Opening the issue shows three impact categories in the "Why is this an issue?" tab: specifically, identity spoofing, data manipulation and deletion, and in database configurations with elevated permissions, remote code execution. The finding maps to CWE-89 and OWASP Top 10 A03 (Injection), which has remained on the OWASP list for over a decade because this pattern keeps surfacing in production code.
Fixing the taint chain
The "How can I fix it?" tab auto-detects your framework (SonarQube selected Spring for this project) and covers Hibernate, Java JDBC API, Couchbase, and the Spring Data drivers for Cassandra and Neo4j.
The fix for searchByName() is a one-line change:
// before
String sql = "SELECT * FROM users WHERE name = '" + name + "'";
return jdbcTemplate.query(sql, new BeanPropertyRowMapper<>(User.class));
// after
String sql = "SELECT * FROM users WHERE name = ?";
return jdbcTemplate.query(sql, new BeanPropertyRowMapper<>(User.class), name);The tab explains that when you use a prepared statement, the database server compiles the query logic before the application passes the actual values. The ? placeholder becomes a parameter, the query structure is frozen at that point, and whatever string arrives as name gets treated as data rather than SQL. An attacker can inject '; DROP TABLE users;-- and it won't execute as the database treats it as a literal string value, not an instruction.
SonarQube traced the path from source to sink, told you what to fix and where, identified your framework, and surfaced the fix pattern, all without you having to leave the issue page.
What the next taint finding looks like
Every taint-traced finding has a structure consisting of a source where externally controlled data enters the application (HTTP parameters, form fields, file contents), a propagation chain of assignments and method calls that carry it through the codebase, and a sink where it reaches a dangerous operation.
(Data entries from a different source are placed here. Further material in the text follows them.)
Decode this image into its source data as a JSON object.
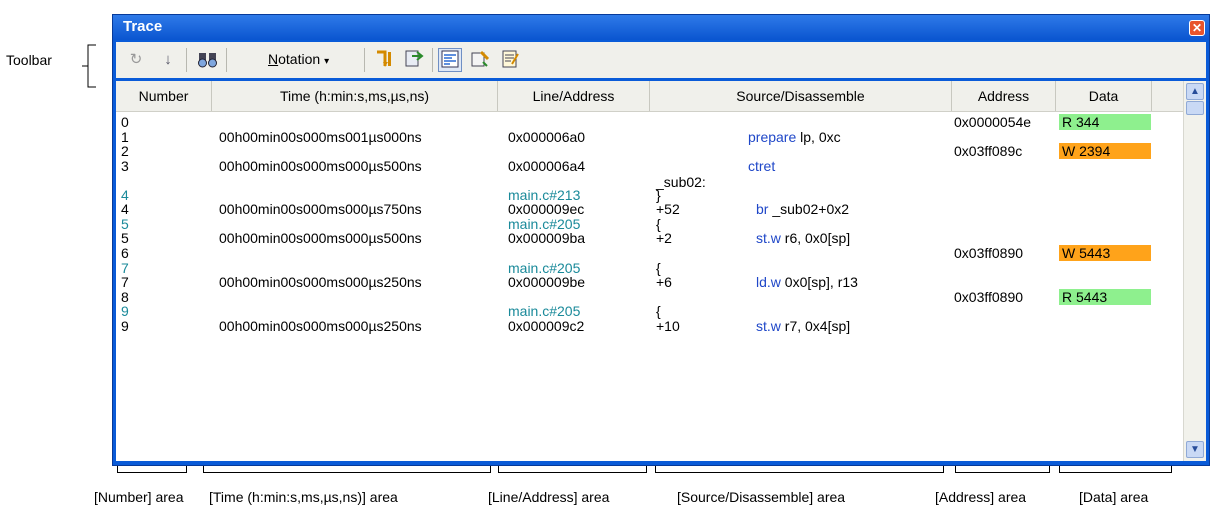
{
  "window": {
    "title": "Trace",
    "close_symbol": "✕"
  },
  "callouts": {
    "toolbar": "Toolbar",
    "number_area": "[Number] area",
    "time_area": "[Time (h:min:s,ms,µs,ns)] area",
    "line_area": "[Line/Address] area",
    "source_area": "[Source/Disassemble] area",
    "address_area": "[Address] area",
    "data_area": "[Data] area"
  },
  "toolbar": {
    "icons": [
      "refresh-icon",
      "step-icon",
      "find-icon",
      "notation-menu",
      "jump-source-icon",
      "jump-disasm-icon",
      "mixed-display-icon",
      "clear-icon",
      "save-icon"
    ],
    "notation_label": "Notation",
    "notation_underline": "N",
    "notation_rest": "otation"
  },
  "columns": [
    "Number",
    "Time (h:min:s,ms,µs,ns)",
    "Line/Address",
    "Source/Disassemble",
    "Address",
    "Data"
  ],
  "rows": [
    {
      "number": "0",
      "time": "",
      "line": "",
      "offset": "",
      "source": "",
      "address": "0x0000054e",
      "data": "R 344",
      "data_type": "R",
      "kind": "normal"
    },
    {
      "number": "1",
      "time": "00h00min00s000ms001µs000ns",
      "line": "0x000006a0",
      "offset": "",
      "source": "prepare  lp, 0xc",
      "address": "",
      "data": "",
      "data_type": "",
      "kind": "normal"
    },
    {
      "number": "2",
      "time": "",
      "line": "",
      "offset": "",
      "source": "",
      "address": "0x03ff089c",
      "data": "W 2394",
      "data_type": "W",
      "kind": "normal"
    },
    {
      "number": "3",
      "time": "00h00min00s000ms000µs500ns",
      "line": "0x000006a4",
      "offset": "",
      "source": "ctret",
      "address": "",
      "data": "",
      "data_type": "",
      "kind": "normal"
    },
    {
      "number": "",
      "time": "",
      "line": "",
      "offset": "_sub02:",
      "source": "",
      "address": "",
      "data": "",
      "data_type": "",
      "kind": "label"
    },
    {
      "number": "4",
      "time": "",
      "line": "main.c#213",
      "offset": "}",
      "source": "",
      "address": "",
      "data": "",
      "data_type": "",
      "kind": "src"
    },
    {
      "number": "4",
      "time": "00h00min00s000ms000µs750ns",
      "line": "0x000009ec",
      "offset": "+52",
      "source": "br   _sub02+0x2",
      "address": "",
      "data": "",
      "data_type": "",
      "kind": "normal"
    },
    {
      "number": "5",
      "time": "",
      "line": "main.c#205",
      "offset": "{",
      "source": "",
      "address": "",
      "data": "",
      "data_type": "",
      "kind": "src"
    },
    {
      "number": "5",
      "time": "00h00min00s000ms000µs500ns",
      "line": "0x000009ba",
      "offset": "+2",
      "source": "st.w   r6, 0x0[sp]",
      "address": "",
      "data": "",
      "data_type": "",
      "kind": "normal"
    },
    {
      "number": "6",
      "time": "",
      "line": "",
      "offset": "",
      "source": "",
      "address": "0x03ff0890",
      "data": "W 5443",
      "data_type": "W",
      "kind": "normal"
    },
    {
      "number": "7",
      "time": "",
      "line": "main.c#205",
      "offset": "{",
      "source": "",
      "address": "",
      "data": "",
      "data_type": "",
      "kind": "src"
    },
    {
      "number": "7",
      "time": "00h00min00s000ms000µs250ns",
      "line": "0x000009be",
      "offset": "+6",
      "source": "ld.w   0x0[sp], r13",
      "address": "",
      "data": "",
      "data_type": "",
      "kind": "normal"
    },
    {
      "number": "8",
      "time": "",
      "line": "",
      "offset": "",
      "source": "",
      "address": "0x03ff0890",
      "data": "R 5443",
      "data_type": "R",
      "kind": "normal"
    },
    {
      "number": "9",
      "time": "",
      "line": "main.c#205",
      "offset": "{",
      "source": "",
      "address": "",
      "data": "",
      "data_type": "",
      "kind": "src"
    },
    {
      "number": "9",
      "time": "00h00min00s000ms000µs250ns",
      "line": "0x000009c2",
      "offset": "+10",
      "source": "st.w   r7, 0x4[sp]",
      "address": "",
      "data": "",
      "data_type": "",
      "kind": "normal"
    }
  ],
  "colors": {
    "title_bar": "#0a55d0",
    "src_line": "#1a8a9a",
    "mnemonic": "#1f47c8",
    "read_bg": "#8ef08e",
    "write_bg": "#ffa31a"
  }
}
When opening the execution flow on an XSS finding, you'll see the same numbered steps from @RequestParam to response.getWriter().write(), and for path traversal, from user input to new File(path).
SonarQube uses this model across nine languages including Java, Javascript, Typescript, Python, C#, Go, and PHP. For Java, the taint rules cover JPA, Hibernate, raw JDBC, and the Spring Data drivers, so the execution flow view works regardless of which database layer your team uses.